Here’s a question that we should all be asking of both the provincial government and the turbine manufacturers/suppliers/installers/supporters.
Exactly how much net power do these turbines actually produce?
Believe it or not, it seems that that single question has never been satisfactorily answered, and by all accounts probably never will be.
Turbines have a “plated” capacity, the theoretical maximum that the unit can produce.
Most newer turbines are in the 2 to 2.5 MW range (I stand to be corrected if some of the figures here are a little incorrect).
However, the figure we’re interested in is based on the Capacity Factor, usually stated as being in the range of 15 to 35 per cent, with 20 to 25 per cent being considered the norm.
So, if a 20 CF is applied, a 2 MW turbine actually produces only about 400kW.
Getting the idea? But that’s not the end of it.
We now have to consider how much power the turbine actually consumes for its own needs, and yes, turbines do use power themselves and that’s the part that we’ll never hear about.
Ironic isn’t it?
Power is needed to set the blades, adjust the yaw (turn the head so that it’s pointing in the correct direction), run the instrumentation, and in cold climates like ours, to heat the blades to prevent ice formation.

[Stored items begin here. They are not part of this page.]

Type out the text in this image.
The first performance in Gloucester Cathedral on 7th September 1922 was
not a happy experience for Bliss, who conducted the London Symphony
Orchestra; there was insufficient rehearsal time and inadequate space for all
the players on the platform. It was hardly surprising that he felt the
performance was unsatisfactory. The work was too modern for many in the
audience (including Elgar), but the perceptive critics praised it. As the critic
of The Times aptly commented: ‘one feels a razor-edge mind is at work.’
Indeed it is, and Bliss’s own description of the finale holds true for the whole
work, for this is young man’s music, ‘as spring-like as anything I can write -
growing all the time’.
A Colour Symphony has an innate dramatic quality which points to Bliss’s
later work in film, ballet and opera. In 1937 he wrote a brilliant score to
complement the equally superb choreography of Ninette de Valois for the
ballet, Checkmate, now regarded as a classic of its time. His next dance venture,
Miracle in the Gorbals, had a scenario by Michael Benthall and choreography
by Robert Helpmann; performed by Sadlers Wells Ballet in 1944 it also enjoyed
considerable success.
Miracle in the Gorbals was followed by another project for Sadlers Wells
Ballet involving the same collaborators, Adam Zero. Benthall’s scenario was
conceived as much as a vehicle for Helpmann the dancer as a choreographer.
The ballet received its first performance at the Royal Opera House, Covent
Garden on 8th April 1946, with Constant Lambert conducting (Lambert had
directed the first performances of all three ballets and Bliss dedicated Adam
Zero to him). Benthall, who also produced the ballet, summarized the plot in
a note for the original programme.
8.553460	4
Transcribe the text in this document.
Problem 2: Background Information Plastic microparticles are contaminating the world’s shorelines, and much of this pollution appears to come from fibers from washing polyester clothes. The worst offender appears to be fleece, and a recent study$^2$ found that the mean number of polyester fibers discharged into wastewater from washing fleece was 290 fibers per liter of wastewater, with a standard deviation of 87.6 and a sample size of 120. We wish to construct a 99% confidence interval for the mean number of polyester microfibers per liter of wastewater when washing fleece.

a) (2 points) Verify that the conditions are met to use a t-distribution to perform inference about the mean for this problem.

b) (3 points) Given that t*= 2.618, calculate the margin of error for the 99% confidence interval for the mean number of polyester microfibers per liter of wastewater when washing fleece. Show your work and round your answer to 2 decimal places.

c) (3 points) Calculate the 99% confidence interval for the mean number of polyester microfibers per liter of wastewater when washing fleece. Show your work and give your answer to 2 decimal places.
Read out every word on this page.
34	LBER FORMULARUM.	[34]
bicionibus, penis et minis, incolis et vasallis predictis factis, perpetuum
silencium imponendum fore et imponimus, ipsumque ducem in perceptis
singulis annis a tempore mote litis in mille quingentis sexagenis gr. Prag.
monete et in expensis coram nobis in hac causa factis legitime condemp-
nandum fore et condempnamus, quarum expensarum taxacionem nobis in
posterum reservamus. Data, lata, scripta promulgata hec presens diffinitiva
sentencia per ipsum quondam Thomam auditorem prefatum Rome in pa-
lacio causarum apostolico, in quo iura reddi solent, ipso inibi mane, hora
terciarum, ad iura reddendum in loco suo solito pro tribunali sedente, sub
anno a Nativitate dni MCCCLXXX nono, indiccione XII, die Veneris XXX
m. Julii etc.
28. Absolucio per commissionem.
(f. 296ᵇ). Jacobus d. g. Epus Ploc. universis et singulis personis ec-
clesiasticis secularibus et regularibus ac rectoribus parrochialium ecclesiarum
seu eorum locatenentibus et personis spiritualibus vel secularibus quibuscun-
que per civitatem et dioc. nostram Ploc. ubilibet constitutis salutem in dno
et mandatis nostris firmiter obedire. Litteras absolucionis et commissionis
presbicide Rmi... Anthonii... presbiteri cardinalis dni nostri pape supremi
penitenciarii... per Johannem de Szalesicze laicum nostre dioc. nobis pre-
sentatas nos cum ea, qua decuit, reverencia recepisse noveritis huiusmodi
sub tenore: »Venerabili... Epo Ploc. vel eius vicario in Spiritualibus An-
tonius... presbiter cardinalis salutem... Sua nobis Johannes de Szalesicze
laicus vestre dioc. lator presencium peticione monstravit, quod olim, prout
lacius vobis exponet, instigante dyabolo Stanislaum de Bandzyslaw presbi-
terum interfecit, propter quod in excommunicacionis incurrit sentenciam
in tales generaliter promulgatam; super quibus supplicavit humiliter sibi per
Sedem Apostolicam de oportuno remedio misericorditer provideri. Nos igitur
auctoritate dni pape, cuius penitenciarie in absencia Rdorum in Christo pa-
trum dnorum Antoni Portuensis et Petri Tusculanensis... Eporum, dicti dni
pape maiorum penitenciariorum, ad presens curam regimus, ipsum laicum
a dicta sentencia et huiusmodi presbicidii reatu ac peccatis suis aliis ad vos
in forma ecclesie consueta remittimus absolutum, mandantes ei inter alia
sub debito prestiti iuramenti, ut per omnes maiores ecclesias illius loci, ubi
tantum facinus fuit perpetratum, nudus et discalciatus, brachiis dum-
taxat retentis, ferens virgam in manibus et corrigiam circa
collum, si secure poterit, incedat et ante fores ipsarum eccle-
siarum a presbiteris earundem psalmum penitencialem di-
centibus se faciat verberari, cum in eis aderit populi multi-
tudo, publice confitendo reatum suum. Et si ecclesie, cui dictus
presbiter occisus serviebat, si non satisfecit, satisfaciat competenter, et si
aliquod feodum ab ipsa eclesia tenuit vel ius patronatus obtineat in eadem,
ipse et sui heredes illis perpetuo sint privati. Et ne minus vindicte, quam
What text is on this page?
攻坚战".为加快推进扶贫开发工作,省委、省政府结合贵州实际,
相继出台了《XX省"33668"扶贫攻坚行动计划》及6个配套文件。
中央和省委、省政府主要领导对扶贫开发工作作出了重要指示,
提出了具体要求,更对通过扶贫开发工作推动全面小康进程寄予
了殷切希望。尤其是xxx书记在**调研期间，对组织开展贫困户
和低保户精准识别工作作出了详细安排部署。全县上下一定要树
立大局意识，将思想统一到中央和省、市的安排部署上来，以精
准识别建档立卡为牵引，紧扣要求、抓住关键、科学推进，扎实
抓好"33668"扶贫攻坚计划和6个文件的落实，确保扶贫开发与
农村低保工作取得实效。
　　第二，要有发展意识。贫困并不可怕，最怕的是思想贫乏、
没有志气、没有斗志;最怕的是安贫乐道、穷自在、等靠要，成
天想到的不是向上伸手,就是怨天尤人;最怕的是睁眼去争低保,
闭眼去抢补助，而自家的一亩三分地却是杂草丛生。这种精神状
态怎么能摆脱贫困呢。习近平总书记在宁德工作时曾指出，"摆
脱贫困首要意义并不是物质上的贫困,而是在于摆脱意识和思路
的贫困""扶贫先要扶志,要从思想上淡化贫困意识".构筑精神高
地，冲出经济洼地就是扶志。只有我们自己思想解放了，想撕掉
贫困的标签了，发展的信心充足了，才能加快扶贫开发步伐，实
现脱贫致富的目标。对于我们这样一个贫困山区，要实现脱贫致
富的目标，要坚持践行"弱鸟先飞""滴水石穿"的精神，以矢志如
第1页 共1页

Keep in mind that turbine blades are designed like aircraft wings and yacht sails – they need to be ice-free to provide the equivalent of “lift”.
And there are likely other power requirements too.
All-in-all, estimates seem to point at best to an overall net output of around eight per cent of the “plated” capacity.
So that 2 MW unit is providing us a paltry 160 kW of power, enough for only eight to 10 average homes.
As a footnote, you’ve probably seen the single turbine in Toronto’s Exhibition Grounds – according to local residents that (and another like it at the Picekring GS) are probably not producing power at all – they are simply show-pieces being driven by motors.
They always point in the same direction and the blades are almost always turning, in an area not known for high winds.
It’ll be interesting to see what responses, if any, this produces.